De plus en plus. Les banques et investisseurs savent que le risque majeur aujourd’hui, c’est l’inaction. Ne pas anticiper la décarbonation, c’est prendre le risque d’être exclu des marchés. C’est pour cela que l”ADEME a développé la méthodologie ACT (Accelerate Carbon Transition) pour aider les entreprises à évaluer la crédibilité de leur plan de transition. La Banque de France l’a adoptée comme référence, et nous voyons un intérêt croissant des entreprises pour en faire un atout concurrentiel.
Pouvez-vous nous détailler les grands principes et avantages de l’ACT, porté par l’ADEME ?
ACT repose sur une méthodologie scientifique rigoureuse qui permet d’évaluer la crédibilité des trajectoires de décarbonation des entreprises.

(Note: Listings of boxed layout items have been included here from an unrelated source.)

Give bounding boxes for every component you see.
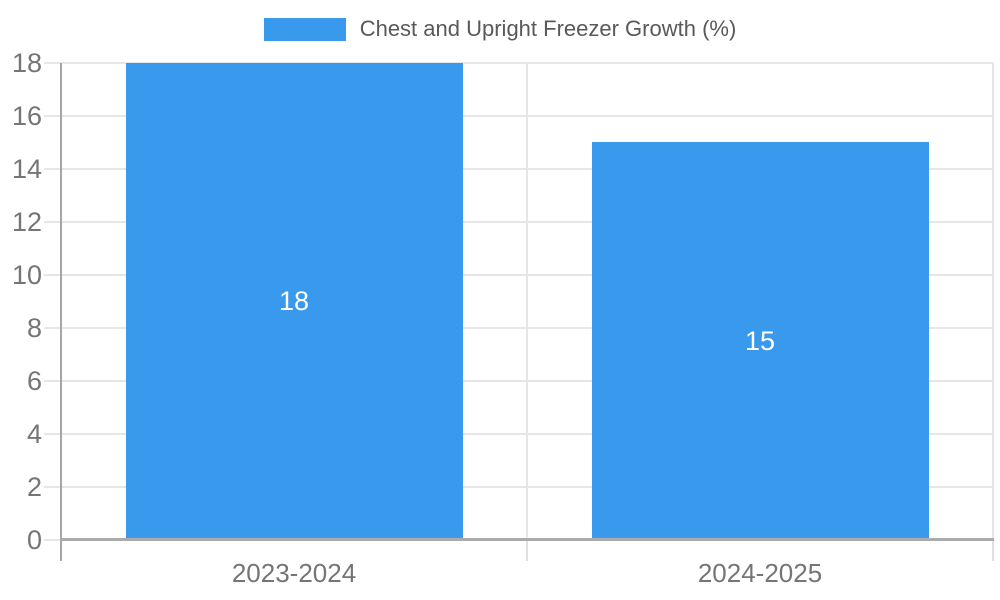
y-axis-tick — [44, 114, 61, 117]
y-axis-tick-label: 12 — [11, 206, 42, 237]
y-axis-tick — [44, 220, 61, 223]
bar-value-label: 18 — [278, 286, 310, 317]
y-axis-tick-label: 16 — [11, 100, 42, 131]
y-axis-line — [60, 63, 62, 561]
y-axis-tick — [44, 326, 61, 329]
y-axis-tick — [44, 62, 61, 64]
y-axis-tick-label: 10 — [11, 259, 42, 290]
y-axis-tick-label: 2 — [26, 471, 42, 502]
legend-label: Chest and Upright Freezer Growth (%) — [359, 16, 737, 41]
gridline — [526, 63, 528, 540]
x-axis-category-label: 2023-2024 — [231, 557, 357, 588]
legend-swatch — [263, 17, 346, 41]
y-axis-tick — [44, 432, 61, 435]
y-axis-tick — [44, 167, 61, 170]
bar[interactable] — [591, 142, 929, 540]
y-axis-tick-label: 8 — [26, 312, 42, 343]
bar[interactable] — [125, 63, 463, 540]
y-axis-tick-label: 0 — [26, 524, 42, 555]
y-axis-tick — [44, 485, 61, 488]
bar-value-label: 15 — [744, 325, 776, 356]
y-axis-tick-label: 14 — [11, 153, 42, 184]
y-axis-tick-label: 18 — [11, 48, 42, 78]
x-axis-tick — [526, 540, 528, 561]
x-axis-tick — [992, 540, 994, 561]
gridline — [992, 63, 994, 540]
y-axis-tick — [44, 379, 61, 382]
y-axis-tick-label: 4 — [26, 418, 42, 449]
x-axis-category-label: 2024-2025 — [697, 557, 823, 588]
y-axis-tick-label: 6 — [26, 365, 42, 396]
x-axis-line — [60, 538, 994, 541]
y-axis-tick — [44, 538, 61, 541]
chart-legend[interactable]: Chest and Upright Freezer Growth (%) — [0, 16, 1000, 42]
y-axis-tick — [44, 273, 61, 276]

Se fixer un objectif à dans dix ou quinze ans, c’est assez facile. Mais ce qui compte, c’est la crédibilité du plan de décarbonation. Concrètement, ACT aide à structurer un plan de transition en identifiant les actions nécessaires, en mesurant leur impact et en offrant un cadre de suivi. L’ADEME s’engage d’ailleurs à aider les entreprises qui s’engagent dans cette démarche en finançant près de la moitié des consultants pour faire tout ce travail sous-jacent aux actions climat.
Avec ACT, les entreprises peuvent ainsi bénéficier d’une note basée sur des critères objectifs, ce qui leur permet de rassurer leurs investisseurs et leurs banques, de se démarquer face à leurs concurrents sur le plan de la crédibilité et de la durabilité et de répondre aux exigences croissantes des marchés publics. L’un des atouts majeurs d’ACT, c’est sa compatibilité avec les réglementations européennes, dont la CSRD, ce qui en fait un outil stratégique pour anticiper les évolutions réglementaires tout en transformant la transition écologique en levier de compétitivité.

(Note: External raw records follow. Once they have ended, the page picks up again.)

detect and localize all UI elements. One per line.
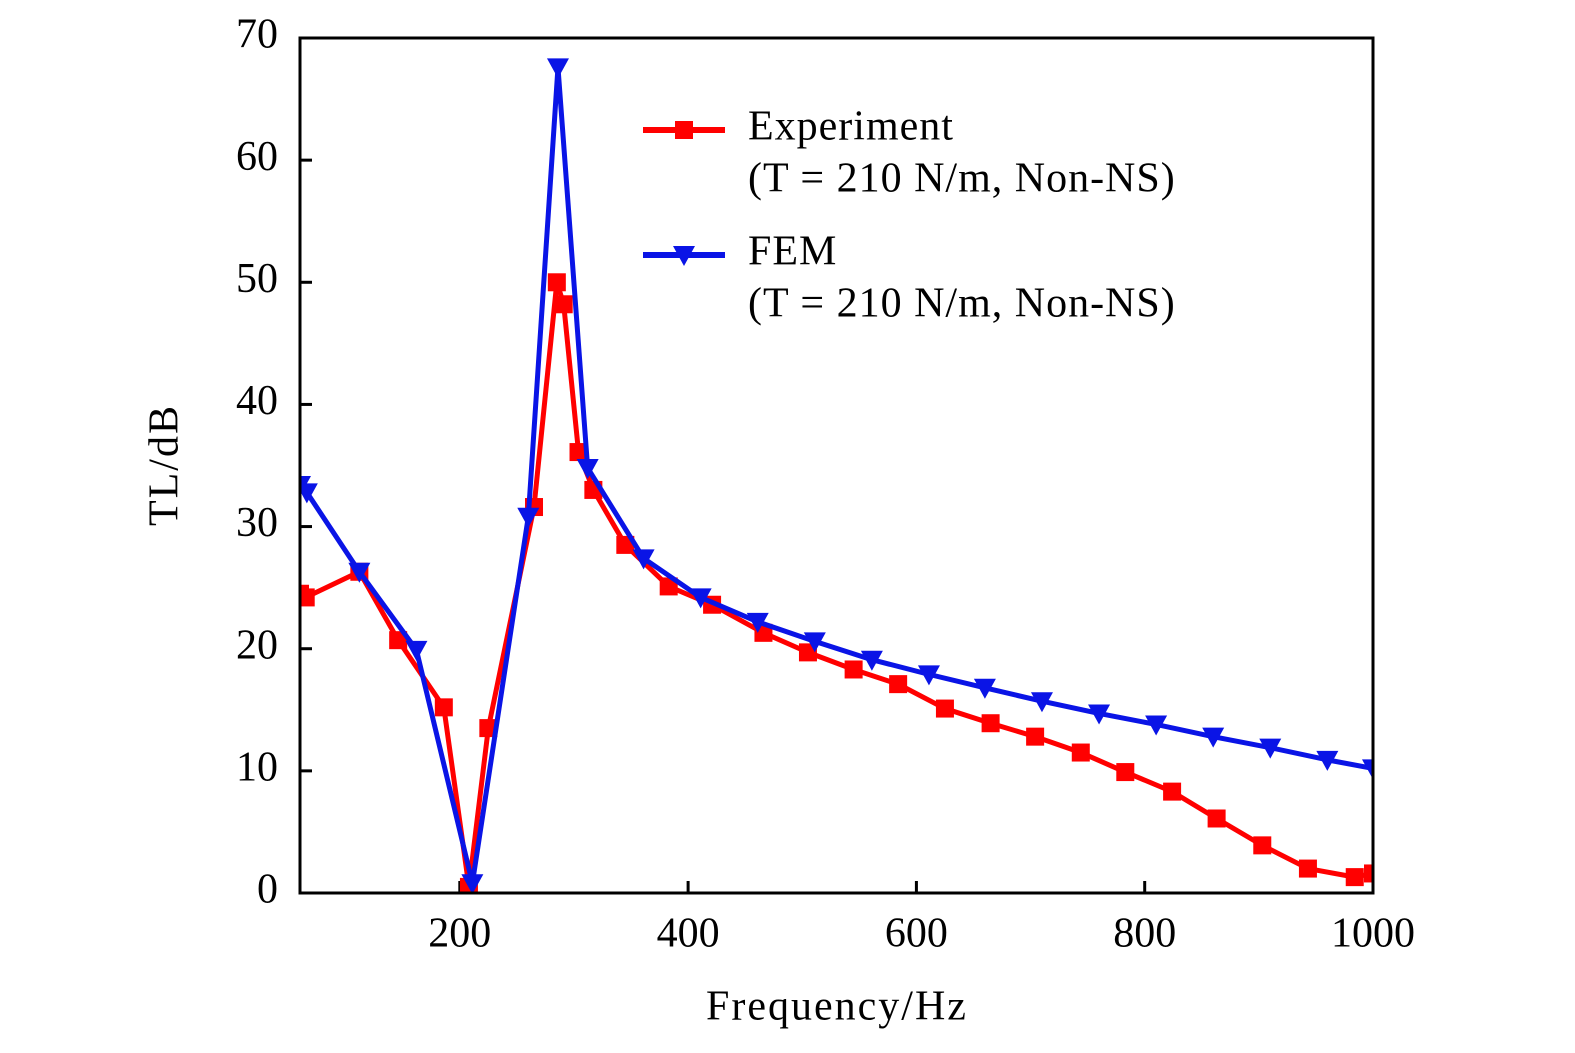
legend-note: (T = 210 N/m, Non-NS)	[748, 156, 1176, 202]
x-tick-label: 400	[657, 911, 720, 957]
marker	[803, 632, 826, 653]
marker	[1030, 692, 1053, 713]
plot-frame	[298, 36, 1375, 895]
marker	[675, 121, 693, 139]
marker	[547, 273, 566, 292]
series-line	[300, 279, 1373, 890]
marker	[517, 507, 540, 528]
x-tick-label: 600	[885, 911, 948, 957]
marker	[844, 660, 863, 679]
marker	[1026, 727, 1045, 746]
marker	[659, 577, 678, 596]
marker	[405, 640, 428, 661]
y-tick-label: 70	[236, 12, 278, 58]
marker	[917, 665, 940, 686]
marker	[1259, 738, 1282, 759]
marker	[569, 443, 588, 462]
y-tick-label: 50	[236, 256, 278, 302]
marker	[1163, 782, 1182, 801]
marker	[673, 246, 695, 266]
marker	[348, 562, 371, 583]
series-line	[300, 64, 1373, 886]
marker	[1071, 743, 1090, 762]
legend-label: Experiment	[748, 104, 954, 150]
marker	[1362, 759, 1373, 780]
y-axis-label: TL/dB	[142, 404, 188, 526]
marker	[300, 483, 318, 504]
x-axis-label: Frequency/Hz	[706, 984, 968, 1030]
marker	[981, 714, 1000, 733]
marker	[1145, 715, 1168, 736]
marker	[576, 458, 599, 479]
marker	[1116, 763, 1135, 782]
y-tick-label: 0	[257, 867, 278, 913]
marker	[1253, 836, 1272, 855]
y-tick-label: 20	[236, 622, 278, 668]
marker	[434, 698, 453, 717]
marker	[554, 295, 573, 314]
marker	[935, 699, 954, 718]
marker	[860, 650, 883, 671]
marker	[546, 58, 569, 79]
marker	[389, 631, 408, 650]
x-tick-label: 1000	[1331, 911, 1415, 957]
marker	[1202, 727, 1225, 748]
legend-note: (T = 210 N/m, Non-NS)	[748, 281, 1176, 327]
marker	[889, 675, 908, 694]
marker	[300, 476, 311, 497]
marker	[1207, 809, 1226, 828]
plot-area	[300, 58, 1373, 893]
marker	[1088, 704, 1111, 725]
marker	[1316, 750, 1339, 771]
legend-label: FEM	[748, 229, 837, 275]
y-tick-label: 60	[236, 134, 278, 180]
marker	[746, 612, 769, 633]
y-tick-label: 30	[236, 500, 278, 546]
x-tick-label: 800	[1113, 911, 1176, 957]
y-tick-label: 40	[236, 378, 278, 424]
x-tick-label: 200	[428, 911, 491, 957]
marker	[1345, 868, 1364, 887]
marker	[461, 874, 484, 893]
marker	[300, 588, 315, 607]
marker	[973, 678, 996, 699]
marker	[1364, 864, 1373, 883]
y-tick-label: 10	[236, 744, 278, 790]
marker	[689, 588, 712, 609]
marker	[632, 549, 655, 570]
marker	[1298, 859, 1317, 878]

“Plus que des objectifs hypothétiques, ce qui compte, c’est la crédibilité du plan de décarbonation d’une entreprise.”
Malgré ces avancées, le rythme de la transition semble toujours trop lent face à l’urgence climatique…

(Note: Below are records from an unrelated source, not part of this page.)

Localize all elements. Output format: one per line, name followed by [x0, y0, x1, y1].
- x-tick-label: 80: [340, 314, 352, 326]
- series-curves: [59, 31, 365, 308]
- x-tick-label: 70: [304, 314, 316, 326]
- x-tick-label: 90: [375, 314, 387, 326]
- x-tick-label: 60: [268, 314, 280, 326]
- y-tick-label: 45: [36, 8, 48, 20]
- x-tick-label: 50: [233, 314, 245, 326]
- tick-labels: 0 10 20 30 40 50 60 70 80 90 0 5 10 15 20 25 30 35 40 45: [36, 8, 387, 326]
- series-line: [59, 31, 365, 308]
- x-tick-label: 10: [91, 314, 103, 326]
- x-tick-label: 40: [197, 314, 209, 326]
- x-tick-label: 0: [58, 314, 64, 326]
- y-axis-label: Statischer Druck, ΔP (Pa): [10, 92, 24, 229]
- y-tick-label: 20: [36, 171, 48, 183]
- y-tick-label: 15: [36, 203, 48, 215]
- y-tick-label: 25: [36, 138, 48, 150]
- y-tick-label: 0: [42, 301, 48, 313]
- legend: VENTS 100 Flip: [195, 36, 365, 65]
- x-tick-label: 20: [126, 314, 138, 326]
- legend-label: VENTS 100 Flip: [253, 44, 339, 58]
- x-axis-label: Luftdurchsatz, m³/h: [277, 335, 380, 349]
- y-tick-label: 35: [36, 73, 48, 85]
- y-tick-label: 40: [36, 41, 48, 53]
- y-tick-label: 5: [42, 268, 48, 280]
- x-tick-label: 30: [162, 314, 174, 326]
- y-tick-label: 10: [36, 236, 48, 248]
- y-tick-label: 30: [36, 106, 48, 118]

Il faut changer le regard sur la transition écologique. Ce n’est pas un sacrifice, c’est une opportunité. Quand on aide une entreprise à se décarboner, on préserve des emplois. Quand on passe à des énergies locales et renouvelables, on protège le pouvoir d’achat des citoyens contre les fluctuations des prix mondiaux. Quand on dépollue un site industriel – l’ADEME a en charge environ 300 sites pollués en France –,on préserve la santé publique. La transition écologique, c’est une transformation positive, et nous devons mieux raconter cette histoire collective.